Fleck, Dirk C., 99NOTES

»Vernetzt«, Nachlese II

  • Schon am Heiligabend 2021 hat unsere Autorin Marianne Labisch eine kleine Abrechnung der Adventskalenderaktion mit ihrem Romanerstling »Vernetzt« gemacht. Zur Erinnerung: Vom 01. bis 24.12. gab es den Roman in verschiedenen Bruchstücken auf verschiedenen Internetseiten zum Herunterladen. Die eine oder andere Komplikation – um eine solche geht es ja auch im Roman – gab es auch, aber im Großen und Ganzen war die Aktion ein Erfolg.
  • Die Autorin schickte uns auch eine Liste der Links, die wir hier allerdings nicht mehr veröffentlichen werden, weil die Partner nur versprochen hatten, die Romanbruchstücke bis zum 26.12. online zu halten.
  • Sie selbst hat auf ihrem WordPress-Auftritt 109 Downloads derjenigen Dateien verzeichnet, die sie selbst dort eingestellt hatte.
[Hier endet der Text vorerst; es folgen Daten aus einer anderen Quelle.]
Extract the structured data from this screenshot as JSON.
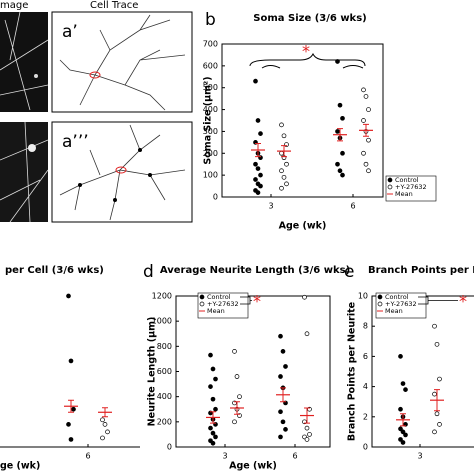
{
  "figure": {
    "image_label": "mage",
    "trace_label": "Cell Trace",
    "panel_a1": "a’",
    "panel_a3": "a’’’",
    "panel_b": "b",
    "panel_d": "d",
    "panel_e": "e"
  },
  "chart_data": [
    {
      "type": "scatter",
      "title": "Soma Size (3/6 wks)",
      "y_label": "Soma Size (μm²)",
      "x_label": "Age (wk)",
      "categories": [
        "3",
        "6"
      ],
      "ylim": [
        0,
        700
      ],
      "yticks": [
        0,
        100,
        200,
        300,
        400,
        500,
        600,
        700
      ],
      "mean_label": "Mean",
      "mean_color": "#e02020",
      "annotation": "*",
      "series": [
        {
          "name": "Control",
          "color": "#000000",
          "filled": true,
          "values": [
            [
              530,
              350,
              290,
              250,
              200,
              180,
              150,
              130,
              100,
              80,
              60,
              50,
              30,
              20
            ],
            [
              620,
              420,
              360,
              300,
              270,
              200,
              150,
              120,
              100
            ]
          ],
          "means": [
            215,
            285
          ],
          "errors": [
            30,
            28
          ]
        },
        {
          "name": "+Y-27632",
          "color": "#000000",
          "filled": false,
          "values": [
            [
              330,
              280,
              240,
              200,
              180,
              150,
              120,
              90,
              60,
              40
            ],
            [
              490,
              460,
              400,
              350,
              300,
              260,
              200,
              150,
              120
            ]
          ],
          "means": [
            210,
            305
          ],
          "errors": [
            25,
            27
          ]
        }
      ]
    },
    {
      "type": "scatter",
      "title": "Average Neurite Length (3/6 wks)",
      "y_label": "Neurite Length (μm)",
      "x_label": "Age (wk)",
      "categories": [
        "3",
        "6"
      ],
      "ylim": [
        0,
        1200
      ],
      "yticks": [
        0,
        200,
        400,
        600,
        800,
        1000,
        1200
      ],
      "mean_label": "Mean",
      "mean_color": "#e02020",
      "annotation": "*",
      "series": [
        {
          "name": "Control",
          "color": "#000000",
          "filled": true,
          "values": [
            [
              730,
              620,
              540,
              480,
              380,
              300,
              270,
              220,
              180,
              150,
              110,
              80,
              50,
              30
            ],
            [
              880,
              760,
              640,
              560,
              470,
              350,
              280,
              200,
              140,
              80
            ]
          ],
          "means": [
            235,
            415
          ],
          "errors": [
            45,
            55
          ]
        },
        {
          "name": "+Y-27632",
          "color": "#000000",
          "filled": false,
          "values": [
            [
              760,
              560,
              400,
              350,
              300,
              250,
              200
            ],
            [
              1190,
              900,
              300,
              200,
              150,
              100,
              80,
              60
            ]
          ],
          "means": [
            310,
            250
          ],
          "errors": [
            50,
            60
          ]
        }
      ]
    },
    {
      "type": "scatter",
      "title": "Branch Points per N",
      "y_label": "Branch Points per Neurite",
      "categories": [
        "3"
      ],
      "ylim": [
        0,
        10
      ],
      "yticks": [
        0,
        2,
        4,
        6,
        8,
        10
      ],
      "mean_label": "Mean",
      "mean_color": "#e02020",
      "annotation": "*",
      "series": [
        {
          "name": "Control",
          "color": "#000000",
          "filled": true,
          "values": [
            [
              6,
              4.2,
              3.8,
              2.5,
              2,
              1.5,
              1.2,
              1,
              0.8,
              0.5,
              0.3
            ]
          ],
          "means": [
            1.8
          ],
          "errors": [
            0.4
          ]
        },
        {
          "name": "+Y-27632",
          "color": "#000000",
          "filled": false,
          "values": [
            [
              8,
              6.8,
              4.5,
              3.5,
              2.2,
              1.5,
              1
            ]
          ],
          "means": [
            3.1
          ],
          "errors": [
            0.7
          ]
        }
      ]
    },
    {
      "type": "scatter",
      "title": "per Cell (3/6 wks)",
      "x_label": "ge (wk)",
      "categories": [
        "6"
      ],
      "ylim": [
        0,
        100
      ],
      "mean_color": "#e02020",
      "series": [
        {
          "color": "#000000",
          "filled": true,
          "values": [
            [
              100,
              57,
              25,
              15,
              5
            ]
          ],
          "means": [
            27
          ],
          "errors": [
            4
          ]
        },
        {
          "color": "#000000",
          "filled": false,
          "values": [
            [
              18,
              15,
              10,
              6
            ]
          ],
          "means": [
            23
          ],
          "errors": [
            3
          ]
        }
      ]
    }
  ]
}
Insgesamt wurden die Themenbeiträge 680 mal aufgerufen.
  • Bei LinkedIn, wo sie die Beitragsveröffentlichungen auch verkündete, verzeichnete sie 1062 Aufrufe.
  • Die Downloadzahlen der Partner waren nicht zu eruieren. Einige von ihnen wussten (und wissen wohl) gar nicht, wie sie an die entsprechenden Zahlen kommen sollten.
  • Vom 24. bis 26.12. wurde das E-Book auch gratis angeboten. Bei Amazon stand das E-Book in der 0,00-Euro-Kategorie unter den Krimithrillern auf Rang 2. Bei den Neuveröffentlichungen (unabhängig vom Genre) war es immerhin auch der Rang 30.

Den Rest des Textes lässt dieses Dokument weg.